Push-pull electronic effects of three-component two-heterojunction electrocatalyst for directional carrier transport in bifunctional water electrolysis

Abstract

Developing earth-abundant electrocatalysts with accelerated kinetics for water splitting is pivotal yet challenging due to the sluggish nature of multi-electron transfer processes. Herein, we report the strategic design of a hierarchical ternary heterostructure, Ni₃(PO₄)₂/NiCo₂S₄/NiCo(OH)₂ (NiPi/NCS/NCOH), based on a "push-pull" electronic modulation mechanism.

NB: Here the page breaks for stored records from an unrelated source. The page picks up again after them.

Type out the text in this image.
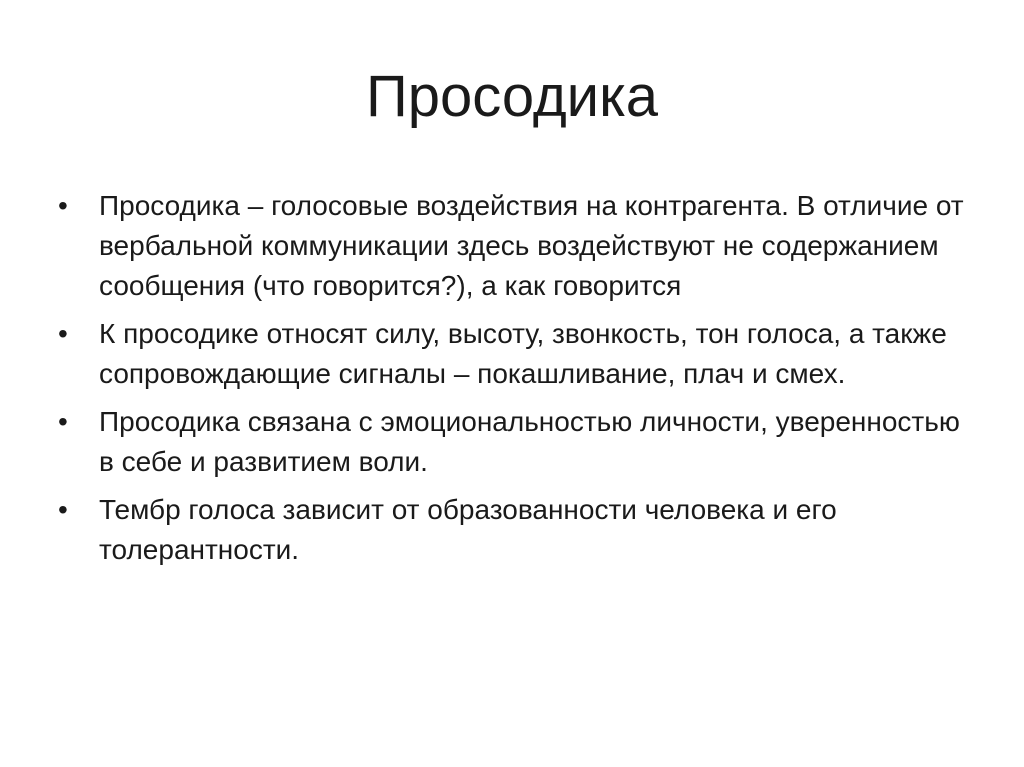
Просодика
•	Просодика – голосовые воздействия на контрагента. В отличие от вербальной коммуникации здесь воздействуют не содержанием сообщения (что говорится?), а как говорится
•	К просодике относят силу, высоту, звонкость, тон голоса, а также сопровождающие сигналы – покашливание, плач и смех.
•	Просодика связана с эмоциональностью личности, уверенностью в себе и развитием воли.
•	Тембр голоса зависит от образованности человека и его толерантности.
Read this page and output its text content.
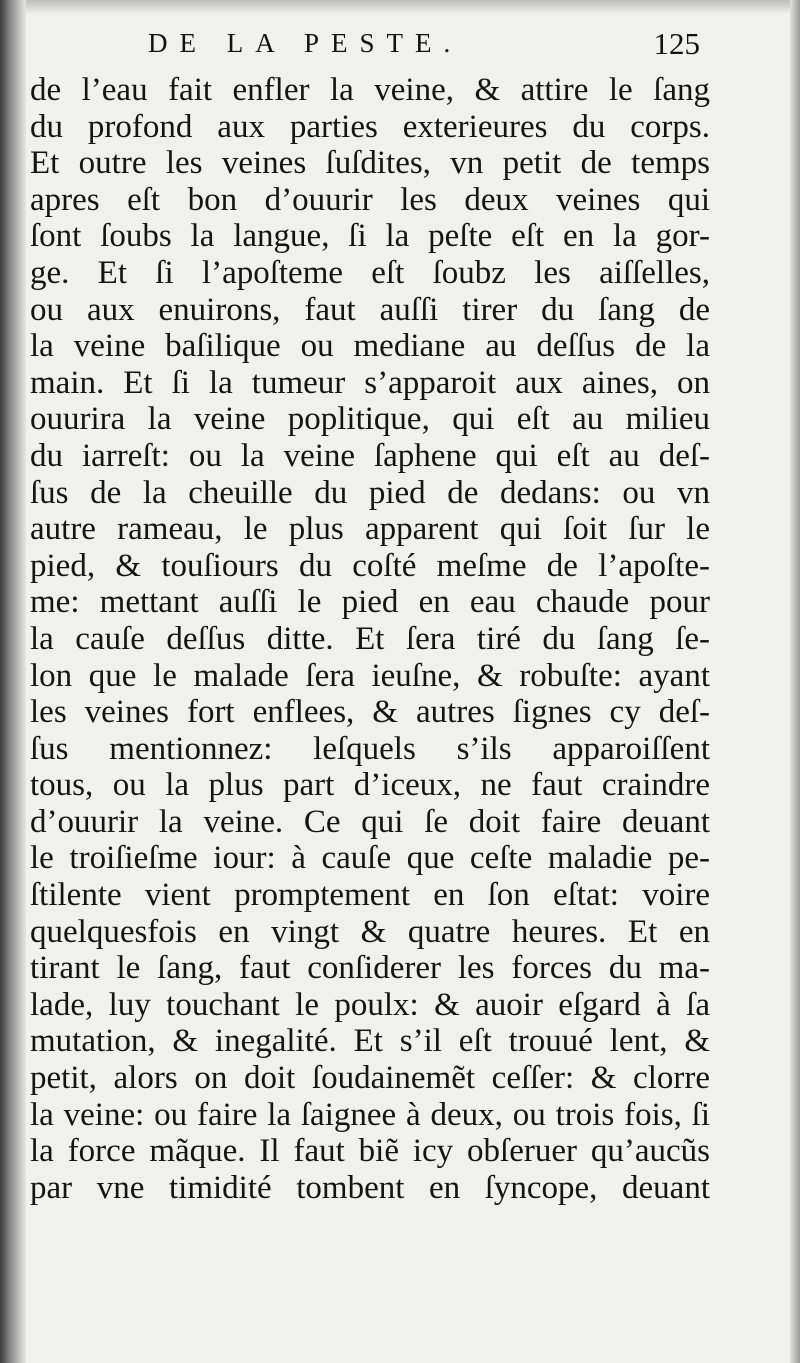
DE LA PESTE.	125
de l’eau fait enfler la veine, & attire le ſang
du profond aux parties exterieures du corps.
Et outre les veines ſuſdites, vn petit de temps
apres eſt bon d’ouurir les deux veines qui
ſont ſoubs la langue, ſi la peſte eſt en la gor-
ge. Et ſi l’apoſteme eſt ſoubz les aiſſelles,
ou aux enuirons, faut auſſi tirer du ſang de
la veine baſilique ou mediane au deſſus de la
main. Et ſi la tumeur s’apparoit aux aines, on
ouurira la veine poplitique, qui eſt au milieu
du iarreſt: ou la veine ſaphene qui eſt au deſ-
ſus de la cheuille du pied de dedans: ou vn
autre rameau, le plus apparent qui ſoit ſur le
pied, & touſiours du coſté meſme de l’apoſte-
me: mettant auſſi le pied en eau chaude pour
la cauſe deſſus ditte. Et ſera tiré du ſang ſe-
lon que le malade ſera ieuſne, & robuſte: ayant
les veines fort enflees, & autres ſignes cy deſ-
ſus mentionnez: leſquels s’ils apparoiſſent
tous, ou la plus part d’iceux, ne faut craindre
d’ouurir la veine. Ce qui ſe doit faire deuant
le troiſieſme iour: à cauſe que ceſte maladie pe-
ſtilente vient promptement en ſon eſtat: voire
quelquesfois en vingt & quatre heures. Et en
tirant le ſang, faut conſiderer les forces du ma-
lade, luy touchant le poulx: & auoir eſgard à ſa
mutation, & inegalité. Et s’il eſt trouué lent, &
petit, alors on doit ſoudainemẽt ceſſer: & clorre
la veine: ou faire la ſaignee à deux, ou trois fois, ſi
la force mãque. Il faut biẽ icy obſeruer qu’aucũs
par vne timidité tombent en ſyncope, deuant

By integrating electron-donating sulfide (“push”) and electron-withdrawing phosphate groups (“pull”), we tune the electronic density at the metal centers. Mott-Schottky analysis confirms the establishment of a dual n-n-p heterojunction, which induces a built-in electric field that drives directional carrier transport, channelling holes to the NCOH component for the oxygen evolution reaction (OER) and electrons to the NCS component for the hydrogen evolution reaction (HER). Consequently, this optimised interface delivers improved bifunctional performance in alkaline media as compared to its bare counterparts, achieving low overpotentials of 290 mV for OER and 95 mV for HER to reach 10 mA cm^-2, accompanied by better kinetics (Tafel slopes of 65 and 70 mV dec^-1, respectively for OER and HER). The hierarchical assembly significantly expands the electrochemically active surface area (C_dl of 35.2 μF cm^-2) and enhances intrinsic activity, yielding a 3.7-fold improvement in turnover frequency (0.87 s^-1) over the bare counterpart. Furthermore, Distribution of Relaxation Time (DRT) analysis reveals a shortened relaxation time (τ ≈ 0.1s), validating that the dual-junction design effectively minimizes energy barriers and accelerates interfacial charge transfer kinetics.